Argentina

Christine was the first one up as usual, sitting by the window in the big empty kitchen. She was frowning at her laptop, one hand sleepily stirring her maté.

"Satellite's on the fritz again."

I go to the window, press my nose against the cold glass. It was dawn. The pampas were grey and brown in the half-light, rays tracing the ridgeline, glinting off our big white dish. Christine slid a mug into my hand. Warm.

"I'll go check it out."

- - -

I slip my boots on, clomp towards the stables. The house was waking up around me, filling with yawns and groans, the faint hum of various devices booting, the almost-inaudible collective gasp of noders denied their morning fix. I grin, one hand on the doorknob, then shove out into the yard.

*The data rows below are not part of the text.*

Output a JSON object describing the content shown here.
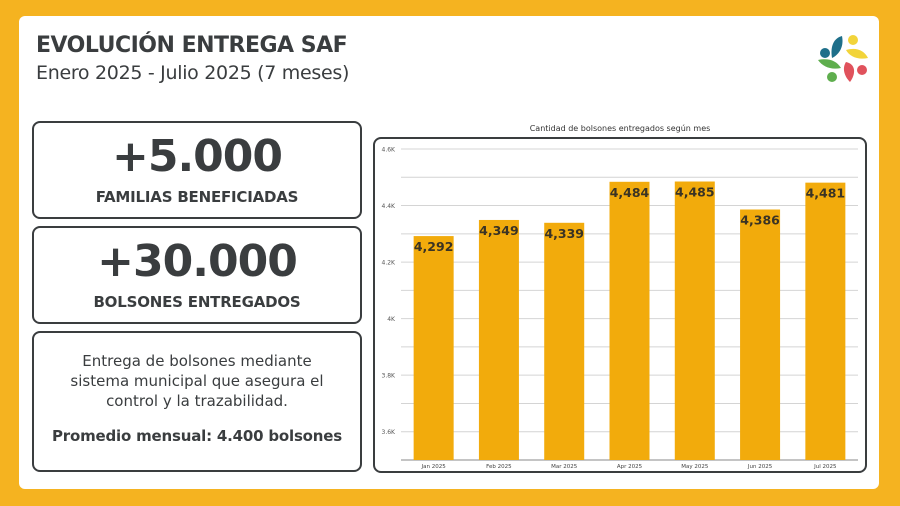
{
  "header": {
    "title": "EVOLUCIÓN ENTREGA SAF",
    "subtitle": "Enero 2025 - Julio 2025 (7 meses)"
  },
  "logo": {
    "icon": "flower-logo-icon",
    "colors": [
      "#1e6f8a",
      "#f2d43a",
      "#5fae4e",
      "#e0525c"
    ]
  },
  "stats": [
    {
      "value": "+5.000",
      "label": "FAMILIAS BENEFICIADAS"
    },
    {
      "value": "+30.000",
      "label": "BOLSONES ENTREGADOS"
    }
  ],
  "info": {
    "description": "Entrega de bolsones mediante sistema municipal que asegura el control y la trazabilidad.",
    "average": "Promedio mensual: 4.400 bolsones"
  },
  "colors": {
    "accent": "#f5b320",
    "bar": "#f2ab0c",
    "text": "#3a3d3f"
  },
  "chart_data": {
    "type": "bar",
    "title": "Cantidad de bolsones entregados según mes",
    "categories": [
      "Jan 2025",
      "Feb 2025",
      "Mar 2025",
      "Apr 2025",
      "May 2025",
      "Jun 2025",
      "Jul 2025"
    ],
    "values": [
      4292,
      4349,
      4339,
      4484,
      4485,
      4386,
      4481
    ],
    "data_labels": [
      "4,292",
      "4,349",
      "4,339",
      "4,484",
      "4,485",
      "4,386",
      "4,481"
    ],
    "ylim": [
      3500,
      4600
    ],
    "yticks": [
      3600,
      3800,
      4000,
      4200,
      4400,
      4600
    ],
    "ytick_labels": [
      "3.6K",
      "3.8K",
      "4K",
      "4.2K",
      "4.4K",
      "4.6K"
    ],
    "minor_grid_step": 100,
    "xlabel": "",
    "ylabel": "",
    "grid": true
  }
}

Here, the only sound is a restless wind stirring our pair of silk banderas, celeste y blanca, half-lost against the sky— two bars of blue and a blazing sun, beneath it a single word, in Spanish: [ TODO ].

"EVERYTHING".

- - -

I reach the barn, grab a bag of fresh oats for Tina. Run a brush through her hair, coal-black flecked with silver. Remembering when she was born, the first foal on the ranch. ("What should we name her?" "Dunno. What's the Latin word for 'silver'?")

- - -

Halfway to the ridge, I wheel her around, watch the sun rise over our little estancia.

We never planned to come here to Patagonia. But after the '08 election, the droughts, the bombings... North America just kept getting worse and worse. Even Kansas became unbearable.

So we packed up the whole community, drove south, kept going. It was the right call. We prospered.

So. Here I am, 8 years later, south of Bariloche on a horse named “Argentina”, and singing to myself.